IN THE ANALOG WORLD high functional density implies high component density and that's exactly what you'll see when you pop the backs of these 200 Series boxes. Inside the box what you'll see is clearly not the output of a mass production manufacturing process. Instead you'll see a form of electronic art. The art is not only in the design of the modules but in their assembly. The assembly elves took such great pride in their work that they signed the circuit boards; I recognize names of associates from that period. During the early 70s when I walked into Buchla's workshop what I found were San Francisco Bay Area composers, performers, dancers, and other artists supporting their art habits by assembling 200 Series modules.

THIS SYSTEM is 35 years old. It's in great condition but it has a few wrinkles. One of the superficial charms of the 200 Series is that it produces a little light show (remember this gear has its roots in the 1960s) as it goes through its paces. Presently 4 of its 19 lamps are dark. 2 of those dark lamps are on the Quad LoPass Gate yet that has absolutely no negative effect on the functioning of their associated envelope generators; in other words no light changes track the outputs of two of the envelope generators that otherwise work perfectly. The other 2 dark lamps are associated with 2 of the 4 joysticks on the Quad Spatial Director.

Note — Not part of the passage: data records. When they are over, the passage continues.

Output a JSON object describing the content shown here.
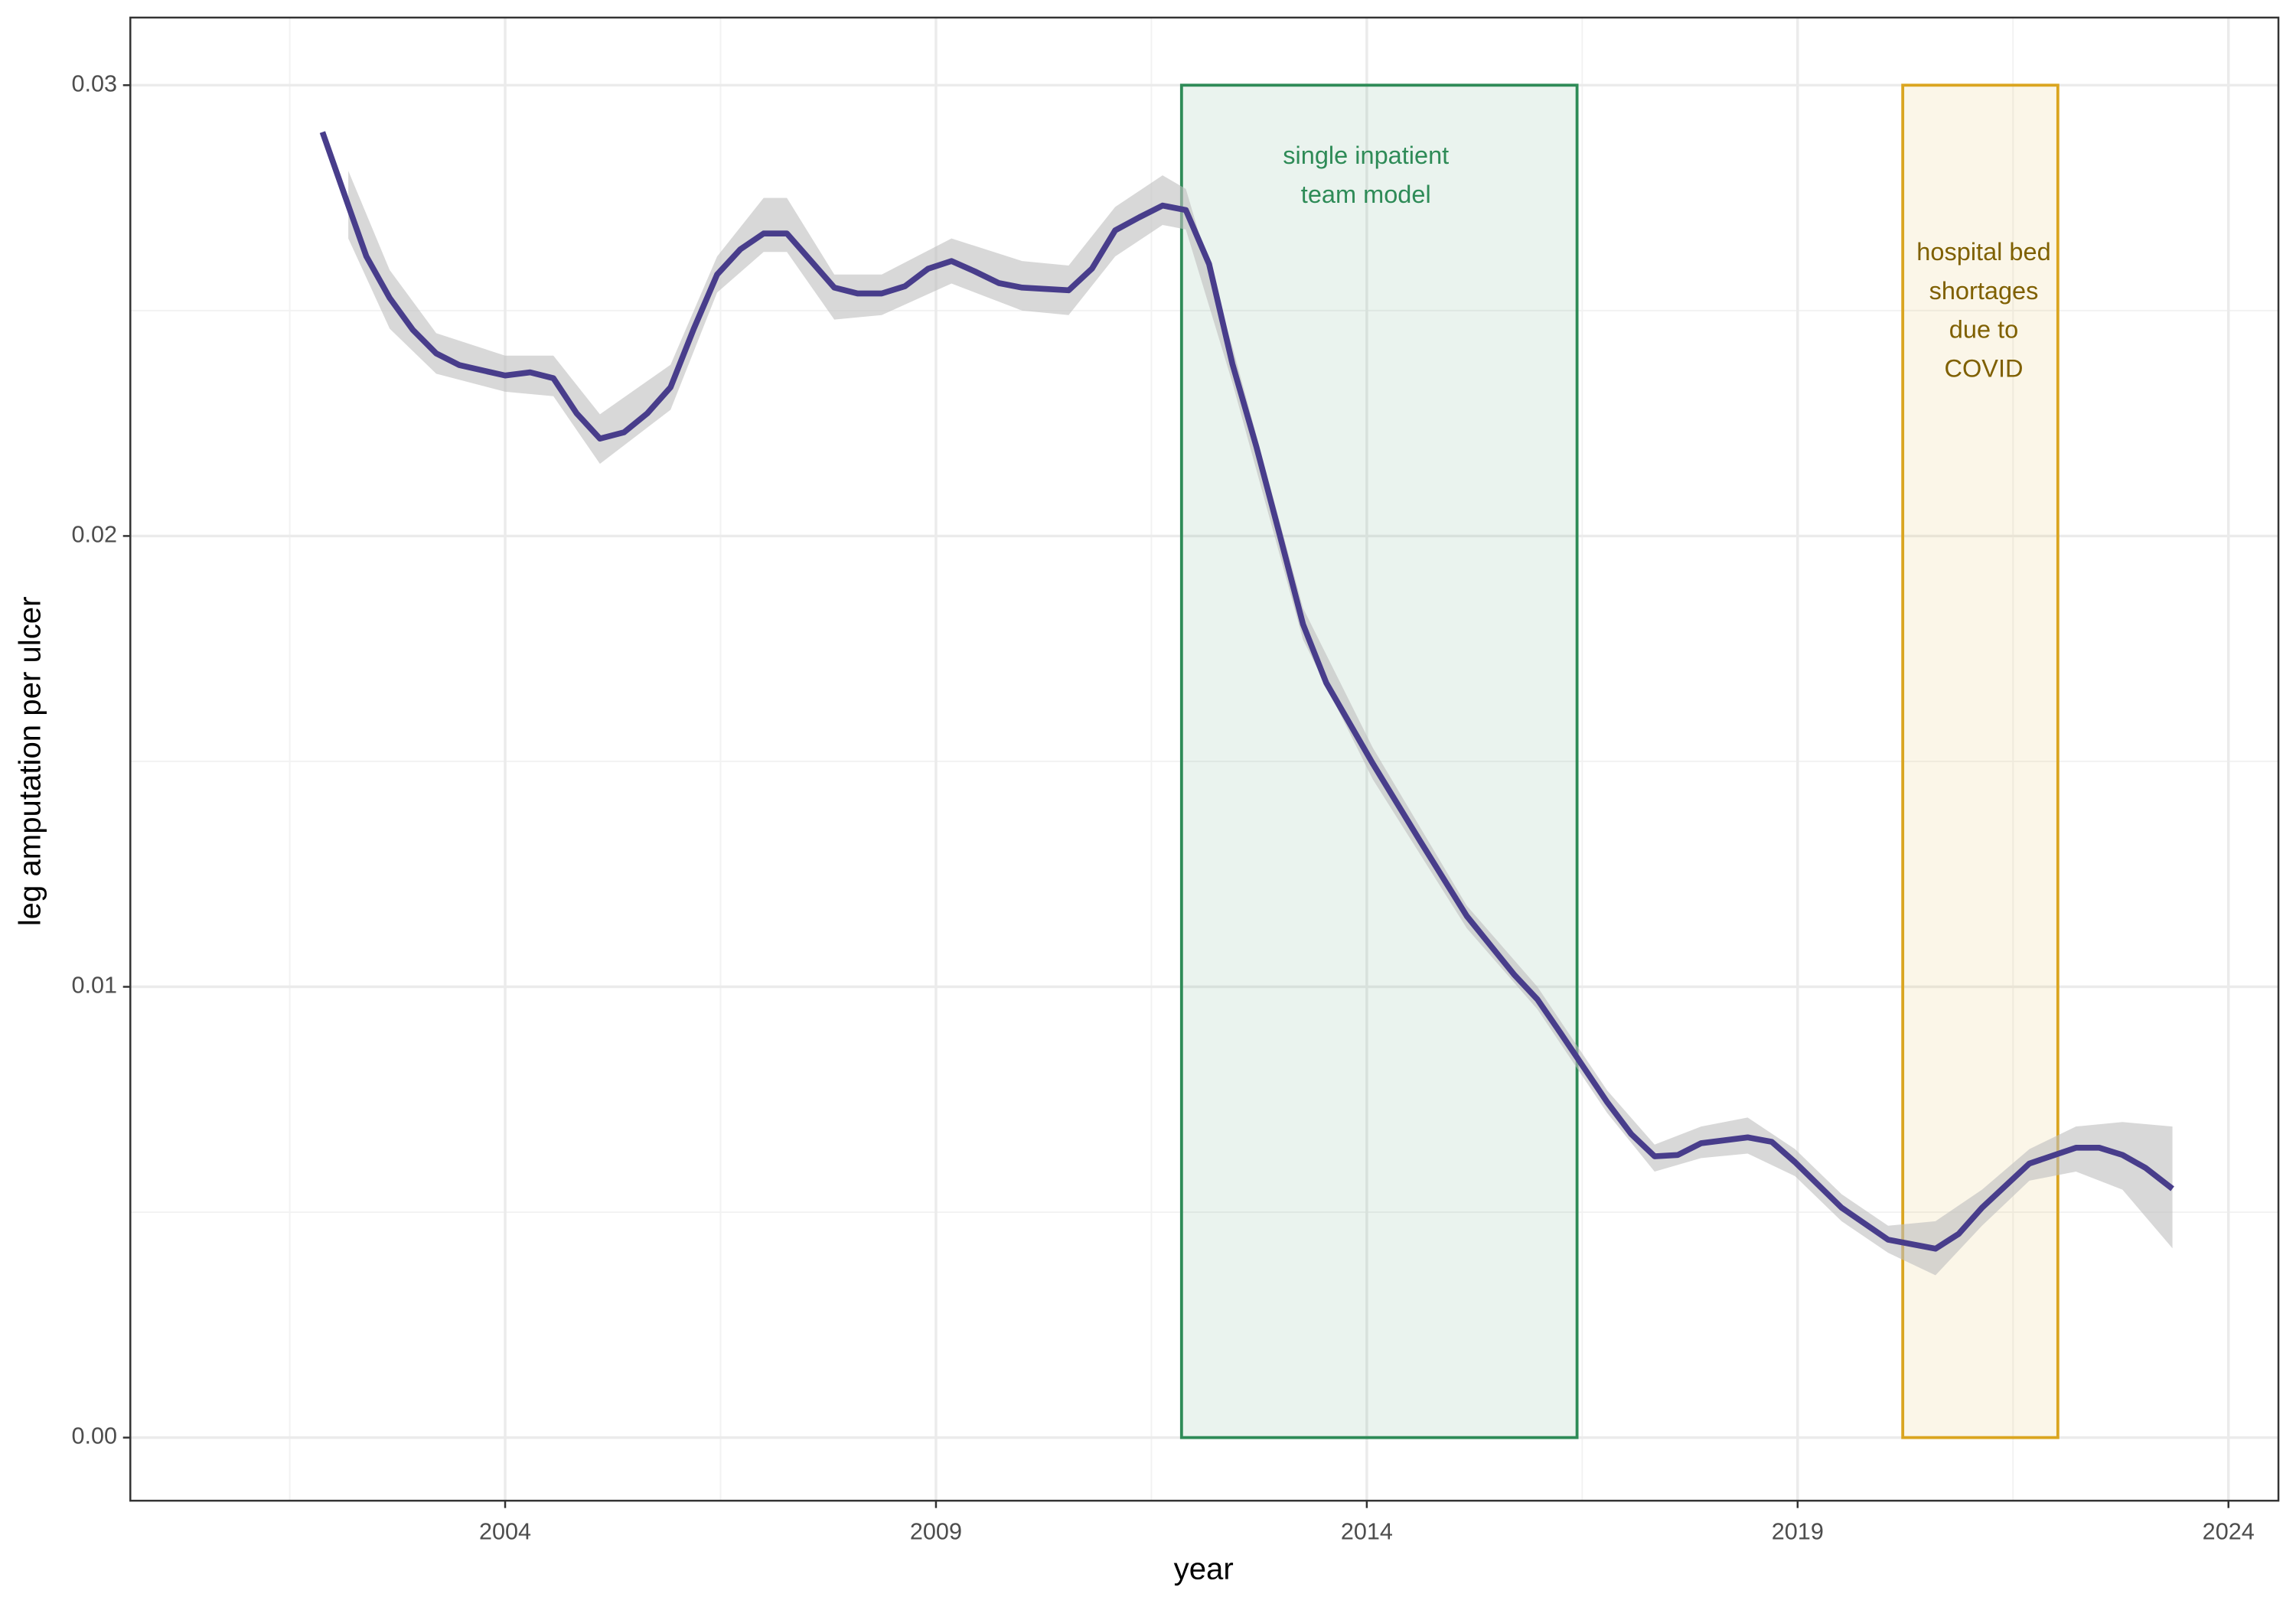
{
  "chart_data": {
    "type": "line",
    "xlabel": "year",
    "ylabel": "leg amputation per ulcer",
    "xlim": [
      1999.65,
      2024.58
    ],
    "ylim": [
      -0.0014,
      0.0315
    ],
    "xticks": [
      2004,
      2009,
      2014,
      2019,
      2024
    ],
    "yticks": [
      {
        "value": 0,
        "label": "0.00"
      },
      {
        "value": 0.01,
        "label": "0.01"
      },
      {
        "value": 0.02,
        "label": "0.02"
      },
      {
        "value": 0.03,
        "label": "0.03"
      }
    ],
    "minor_xticks": [
      2001.5,
      2006.5,
      2011.5,
      2016.5,
      2021.5
    ],
    "minor_yticks": [
      0.005,
      0.015,
      0.025
    ],
    "grid": true,
    "series": [
      {
        "color": "#483d8b",
        "x": [
          2001.88,
          2002.18,
          2002.39,
          2002.66,
          2002.93,
          2003.2,
          2003.47,
          2004.0,
          2004.29,
          2004.56,
          2004.83,
          2005.1,
          2005.38,
          2005.65,
          2005.92,
          2006.19,
          2006.46,
          2006.73,
          2007.0,
          2007.27,
          2007.55,
          2007.82,
          2008.09,
          2008.37,
          2008.64,
          2008.91,
          2009.18,
          2009.45,
          2009.73,
          2010.0,
          2010.54,
          2010.81,
          2011.08,
          2011.36,
          2011.63,
          2011.9,
          2012.17,
          2012.44,
          2012.72,
          2012.99,
          2013.26,
          2013.53,
          2014.07,
          2014.62,
          2015.16,
          2015.71,
          2015.98,
          2016.25,
          2016.79,
          2017.07,
          2017.34,
          2017.61,
          2017.88,
          2018.42,
          2018.7,
          2018.97,
          2019.51,
          2020.05,
          2020.6,
          2020.87,
          2021.14,
          2021.69,
          2022.23,
          2022.5,
          2022.77,
          2023.04,
          2023.35
        ],
        "values": [
          0.02896,
          0.02733,
          0.0262,
          0.02528,
          0.02457,
          0.02405,
          0.02379,
          0.02356,
          0.02363,
          0.0235,
          0.02272,
          0.02216,
          0.0223,
          0.02272,
          0.0233,
          0.0246,
          0.0258,
          0.02636,
          0.02671,
          0.02671,
          0.0261,
          0.02551,
          0.02538,
          0.02538,
          0.02554,
          0.02593,
          0.0261,
          0.02587,
          0.02561,
          0.02551,
          0.02545,
          0.02593,
          0.02678,
          0.02707,
          0.02733,
          0.02723,
          0.02603,
          0.02382,
          0.02197,
          0.02002,
          0.01804,
          0.01674,
          0.01495,
          0.01323,
          0.01157,
          0.01027,
          0.00972,
          0.00897,
          0.00744,
          0.00673,
          0.00624,
          0.00627,
          0.00653,
          0.00666,
          0.00656,
          0.00611,
          0.0051,
          0.00439,
          0.00419,
          0.00452,
          0.0051,
          0.00608,
          0.00643,
          0.00643,
          0.00627,
          0.00598,
          0.00552
        ]
      }
    ],
    "ribbon": {
      "color": "#bebebe",
      "x": [
        2002.18,
        2002.66,
        2003.2,
        2004.0,
        2004.56,
        2005.1,
        2005.92,
        2006.46,
        2007.0,
        2007.27,
        2007.82,
        2008.37,
        2009.18,
        2010.0,
        2010.54,
        2011.08,
        2011.63,
        2011.9,
        2012.44,
        2013.26,
        2014.07,
        2015.16,
        2015.98,
        2016.79,
        2017.34,
        2017.88,
        2018.42,
        2018.97,
        2019.51,
        2020.05,
        2020.6,
        2021.14,
        2021.69,
        2022.23,
        2022.77,
        2023.35
      ],
      "lower": [
        0.0266,
        0.0246,
        0.0236,
        0.0232,
        0.0231,
        0.0216,
        0.0228,
        0.0254,
        0.0263,
        0.0263,
        0.0248,
        0.0249,
        0.0256,
        0.025,
        0.0249,
        0.0262,
        0.0269,
        0.0268,
        0.0234,
        0.0177,
        0.0146,
        0.0113,
        0.0095,
        0.0072,
        0.0059,
        0.0062,
        0.0063,
        0.0058,
        0.0048,
        0.0041,
        0.0036,
        0.0047,
        0.0057,
        0.0059,
        0.0055,
        0.0042
      ],
      "upper": [
        0.0281,
        0.0259,
        0.0245,
        0.024,
        0.024,
        0.0227,
        0.0238,
        0.0262,
        0.0275,
        0.0275,
        0.0258,
        0.0258,
        0.0266,
        0.0261,
        0.026,
        0.0273,
        0.028,
        0.0277,
        0.0242,
        0.0184,
        0.0153,
        0.0118,
        0.01,
        0.0077,
        0.0065,
        0.0069,
        0.0071,
        0.0064,
        0.0054,
        0.0047,
        0.0048,
        0.0055,
        0.0064,
        0.0069,
        0.007,
        0.0069
      ]
    },
    "annotations": [
      {
        "xmin": 2011.85,
        "xmax": 2016.44,
        "ymin": 0,
        "ymax": 0.03,
        "color": "#2e8b57",
        "text_color": "#2e8b57",
        "x": 2013.99,
        "y": 0.0284,
        "lines": [
          "single inpatient",
          "team model"
        ]
      },
      {
        "xmin": 2020.22,
        "xmax": 2022.02,
        "ymin": 0,
        "ymax": 0.03,
        "color": "#daa520",
        "text_color": "#7f6000",
        "x": 2021.16,
        "y": 0.02626,
        "lines": [
          "hospital bed",
          "shortages",
          "due to",
          "COVID"
        ]
      }
    ]
  }
}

The standard approach to designing joysticks is to use two pots, one for the X axis and the other for the Y axis. The Quad Spatial Director uses a non-standard approach. The underside of each joystick is a concave reflector. Below it on a circuit board is a lamp surrounded by 4 photo-resistors. As the joystick moves through its field of motion it reflects the lamp's light onto the photo resistors thereby producing voltages that can be applied to the XY inputs of the Location Control jacks. Therefore the joysticks can be used to steer sound manually in quad space. This unit has 4 joysticks; 2 work exactly as designed - one for the right hand, one for the left hand.

How do you move sound in the 2 sections with the dark lamps? Simple. Patch control voltages from the sequencer, random voltage sources, or envelope generators to the Location Control jacks. Personally I always thought the joysticks were very pretty but I never used them because my hands were always busy playing other parts of my road system. I always used control voltages at the Location Control jacks. Another wrinkle has to do with the Sequential Voltage Source. In a nutshell if you connect the Pulse Out to the Advance In, this sequencer does not step 1,2,3,4,5,1,2,3,4.5,1...... Depending upon the switch settings it'll break into two stages so you can get 1,2 to repeat and 3,4,5, to repeat. Here's where 200 Series functional density and redundancy come into play. There's an analog input available on the sequencer so you can get 1,2,3,4,5 repeatedly by using control voltages from an envelope generator or one axis of a joystick. Far more interesting is to use continuous random voltages to swing from 1 through 5 in unpredictable patterns with predictable or unpredictable timings. Or to use the fixed random voltages to jump around discretely from 1 to 5. If you're an electronic music composer who steers clear of the obvious you will not miss those four dark lamps and you will find the sequencer as well as the rest of the system a delight.